Vietnam’s Ministry of Industry and Trade has responded to questions posed by local media over the personal assets of one of its deputy heads, which are estimated to worth no less than VND100 billion (US$4.46 million).
Deputy minister Ho Thi Kim Thoa has been in media spotlight after it has been discovered that she is one of the biggest shareholders of local bulb maker Dien Quang Lamp (DQC).
According to a DQC administrative report reviewed by Tuoi Tre (Youth) newspaper, Thoa currently owns 1,686,415 shares, or a 4.91 stake of the company, worth more than VND100 billion.
Though not being a major shareholder, Thoa holds the six-largest stake of the lamp maker.
According to the same report, other family members of the deputy minister are also big DQC shareholders.
Her eldest daughter, Nguyen Thai Nga, for instance, owns 12.01 percent of the company, or 4.1 million shares, and the second daughter, Nguyen Thai Quynh Le, possesses 2.23 million shares, or a 6.49 percent stake.
Thoa’s younger brother, Ho Quynh Hung, owns 7.33 percent of the company, or 2.5 million shares, and her mother, Nguyen Thi My Xuan, 1.22 million shares, or 3.83 percent.
The entire family therefore has a combined assets of more than VND718 billion ($32.05 million) in DQC shares.
Thoa’s eldest daughter, Nga, is DQC deputy CEO, whereas her younger brother Hung is the company’s chairman and CEO.
Rich before ministerial post
Following these questions from the media, the trade ministry on Friday released a response statement to defend its deputy official.
According to the document, the ministry said Thoa had possessed shares at DQC prior to her appointment as deputy minister.
Before taking the ministerial job, Thoa had spent 18 years working at DQC, being the company’s CEO between 2000 and 2005, according to the trade ministry.
From 2005 to 2010, Thoa was DQC chairwoman, while maintaining her chief executive post.
“The DQC shares in possession of Thoa had existed prior to her being appointed Deputy Minister of Industry and Trade,” the ministry said in its statement.
“This stake holding was fully declared when Thoa completed her profile for the appointment in 2009, and was later approved by higher-level authorities.”
The ministry added that Thoa has always mentioned the DQC stake holding in her annual personal asset declaration since working at the trade ministry.
Numerous questions unanswered
The assets scandal came shortly after Thoa was admonished as a disciplinary action for involving in the scandalous appointment of Trinh Xuan Thanh, now wanted internationally.

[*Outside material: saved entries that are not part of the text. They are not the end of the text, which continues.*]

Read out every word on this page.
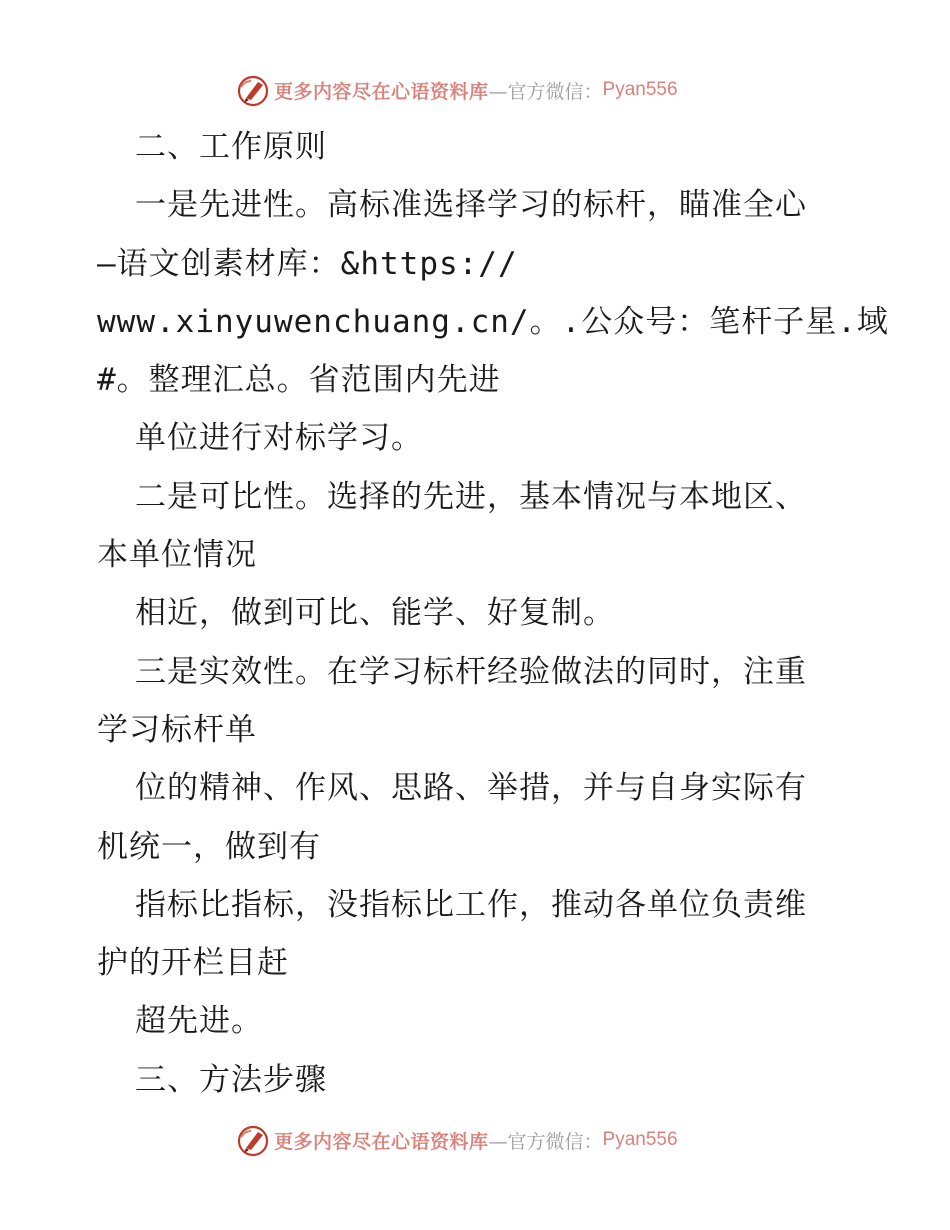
更多内容尽在心语资料库 —官方微信： Pyan556
二、工作原则
一是先进性。高标准选择学习的标杆，瞄准全心
—语文创素材库：&https://
www.xinyuwenchuang.cn/。.公众号：笔杆子星.域
#。整理汇总。省范围内先进
单位进行对标学习。
二是可比性。选择的先进，基本情况与本地区、
本单位情况
相近，做到可比、能学、好复制。
三是实效性。在学习标杆经验做法的同时，注重
学习标杆单
位的精神、作风、思路、举措，并与自身实际有
机统一，做到有
指标比指标，没指标比工作，推动各单位负责维
护的开栏目赶
超先进。
三、方法步骤
更多内容尽在心语资料库 —官方微信： Pyan556
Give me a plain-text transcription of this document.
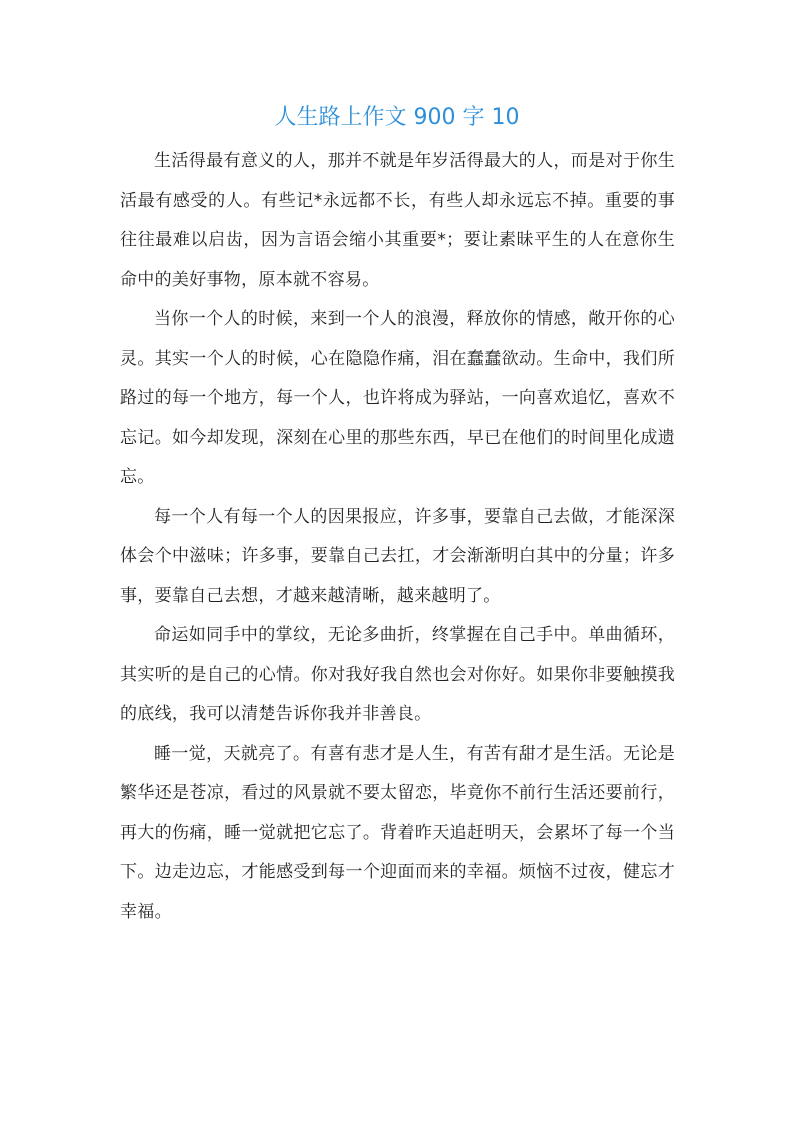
人生路上作文 900 字 10

生活得最有意义的人，那并不就是年岁活得最大的人，而是对于你生活最有感受的人。有些记*永远都不长，有些人却永远忘不掉。重要的事往往最难以启齿，因为言语会缩小其重要*；要让素昧平生的人在意你生命中的美好事物，原本就不容易。

当你一个人的时候，来到一个人的浪漫，释放你的情感，敞开你的心灵。其实一个人的时候，心在隐隐作痛，泪在蠢蠢欲动。生命中，我们所路过的每一个地方，每一个人，也许将成为驿站，一向喜欢追忆，喜欢不忘记。如今却发现，深刻在心里的那些东西，早已在他们的时间里化成遗忘。

每一个人有每一个人的因果报应，许多事，要靠自己去做，才能深深体会个中滋味；许多事，要靠自己去扛，才会渐渐明白其中的分量；许多事，要靠自己去想，才越来越清晰，越来越明了。

命运如同手中的掌纹，无论多曲折，终掌握在自己手中。单曲循环，其实听的是自己的心情。你对我好我自然也会对你好。如果你非要触摸我的底线，我可以清楚告诉你我并非善良。

睡一觉，天就亮了。有喜有悲才是人生，有苦有甜才是生活。无论是繁华还是苍凉，看过的风景就不要太留恋，毕竟你不前行生活还要前行，再大的伤痛，睡一觉就把它忘了。背着昨天追赶明天，会累坏了每一个当下。边走边忘，才能感受到每一个迎面而来的幸福。烦恼不过夜，健忘才幸福。
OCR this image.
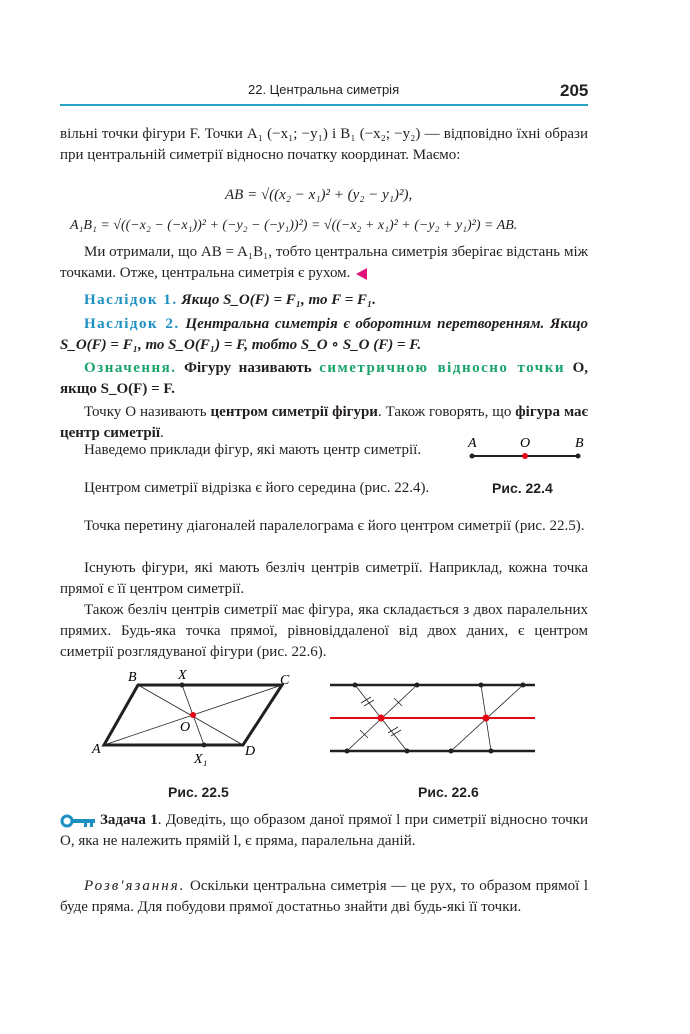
22. Центральна симетрія	205
вільні точки фігури F. Точки A₁ (−x₁; −y₁) і B₁ (−x₂; −y₂) — відповідно їхні образи при центральній симетрії відносно початку координат. Маємо:
AB = √((x₂ − x₁)² + (y₂ − y₁)²),
A₁B₁ = √((−x₂ − (−x₁))² + (−y₂ − (−y₁))²) = √((−x₂ + x₁)² + (−y₂ + y₁)²) = AB.
Ми отримали, що AB = A₁B₁, тобто центральна симетрія зберігає відстань між точками. Отже, центральна симетрія є рухом.
Наслідок 1. Якщо S_O(F) = F₁, то F = F₁.
Наслідок 2. Центральна симетрія є оборотним перетворенням. Якщо S_O(F) = F₁, то S_O(F₁) = F, тобто S_O ∘ S_O (F) = F.
Означення. Фігуру називають симетричною відносно точки O, якщо S_O(F) = F.
Точку O називають центром симетрії фігури. Також говорять, що фігура має центр симетрії.
Наведемо приклади фігур, які мають центр симетрії.
Центром симетрії відрізка є його середина (рис. 22.4).
A	O	B
Рис. 22.4
Точка перетину діагоналей паралелограма є його центром симетрії (рис. 22.5).
Існують фігури, які мають безліч центрів симетрії. Наприклад, кожна точка прямої є її центром симетрії.
Також безліч центрів симетрії має фігура, яка складається з двох паралельних прямих. Будь-яка точка прямої, рівновіддаленої від двох даних, є центром симетрії розглядуваної фігури (рис. 22.6).
B	X	C
O
A	D
X₁
Рис. 22.5	Рис. 22.6
Задача 1. Доведіть, що образом даної прямої l при симетрії відносно точки O, яка не належить прямій l, є пряма, паралельна даній.
Розв'язання. Оскільки центральна симетрія — це рух, то образом прямої l буде пряма. Для побудови прямої достатньо знайти дві будь-які її точки.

Thoa and her ex-boss Vu Huy Hoang have been found acting against procedures when promoting Thanh from a staff to the deputy chief of the Party’s Steering Commission at the Ministry of Industry and Trade.
Prior to his transfer to the commission, Thanh served as chairman of the state-run PetroVietnam Construction JSC (PVC), leading the company to a US$150 million loss between 2009 and 2013.
Thanh has been wanted internationally since September 16 by Vietnamese police following his disappearance to avoid a criminal investigation into the losses.
Shortly after the ministry released the statement to defend Thoa in her personal assets scandal on Friday, experts said many questions remain unanswered.
Dr. Ngo Minh Hai, from the Central Institute for Economic Management, said the ministry failed to get to the bottom of the issue, leaving the transparence of the stake holding of Thoa at DQC unaddressed.
“What needs to be clarified is whether Thoa had made advantage of her top positions at DQC to own a huge amount of shares when the company began listing on the stock market,” he said.
A stock expert told Tuoi Tre that current laws do not ban public servants to own shares at privatized companies.
“But it should be made clear whether there is transparence when the CEO and chairwoman of a company happened to be a big shareholder following the privatization of the very company she is the leader of,” he said.
Another issue that needs clarification according to Dr. Hai, is why deputy minister Thoa was tasked with overseeing the light industry sector when she still holds shares at a company within this category of business.
“This is like acting as the referee and player in one same football game,” lawyer Truong Thanh Duc, from the Vietnam International Arbitration Center, commented.